July 17 this year is the centenary of the assassination of the Romanovs, the Imperial Russian ruling family whose lives were taken in the aftermath of the Russian Revolution and whose murder shocked the world.
To mark the event, the Harare Film Society is hosting an evening of historical commemoration, presented with a live play and a screening of the cinematic costume drama Nicholas and Alexandra. This will take place in the Theatre Upstairs at Reps, in Belgravia, and will run for three performances: Sunday July 15, Monday July 16 and Tuesday July 17 (6.30pm each night).
A spokesman for the HFS said: “The murder of the Romanov family was one of history’s great tragedies and is an event debated and discussed even today, a century on from its occurrence. The presentation in Harare is designed to create interest and to focus on the human element of the incident, and will be of special appeal to anyone interested in history and in human drama.”
Tsar Nicholas II reigned as an absolute monarch from 1894 until 1917, when he was forced to abdicate in the first of two revolutions that took place in Russia that year. He and his wife, Alexandra — formerly Princess Alix of the German state of Hesse- armstadt and a granddaughter of Britain’s Queen Victoria — has four children, four daughters and a son. That boy, Alexei, was a haemophiliac and this brought about the reliance on the mystic holy man, Gregory Rasputin, who was able to stop the uncontrolled bleeding that occurred in Alexei from time to time as a result of his illness.
Rasputin’s influence was disliked by the nation and was a key factor, along with the disastrous participation in the First World War, in bringing the Romanovs into a revolutionary situation in which the royal family was ousted from power and then detained. After the second of the 1917 revolutions, known as Red October, the world’s first communist state was created and in a situation of civil war the new leadership of the Union of Soviet Socialist Republics ordered the murder of Nicholas and Alexandra, their four children and a small group of their private staff.
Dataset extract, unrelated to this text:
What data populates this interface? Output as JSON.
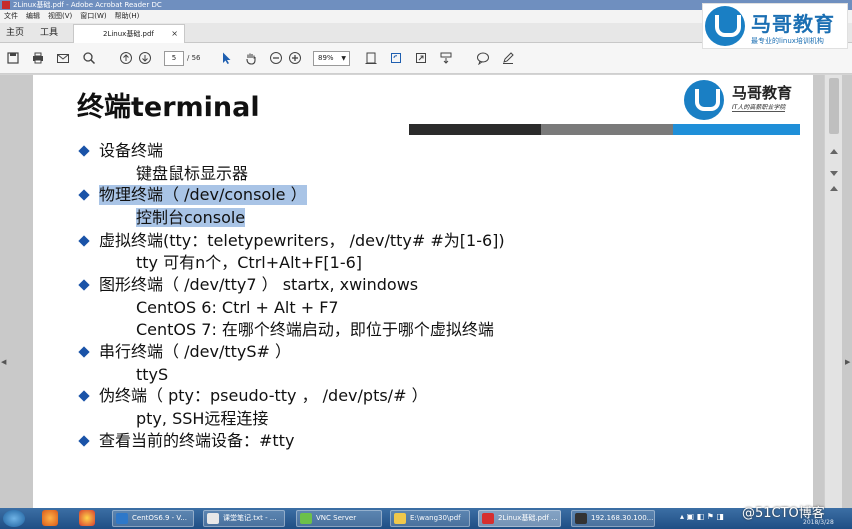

“The House of Special Purpose is the name of the presentation being staged in Theatre Upstairs, and focuses on the background to the tragedy and how it happened, seen in the live presentation through the eyes of Tsarevich Alexei, played by Rogan Evans,” said the spokesman.
“The second part of the evening is the screening of the film Nicholas and Alexandra, a classic historical epic that delves into the whole story and helps people understand that, after all, this was a loving and close family unit that was wiped out and not simply the figureheads of a despotic and absolute regime.
“It will appeal to a wide range of audiences and we hope they will come to share this anniversary commemoration of a major turning point in history, on 100th anniversary of the very days of its occurrence.”
Booking for the event is now open at The Spotlight.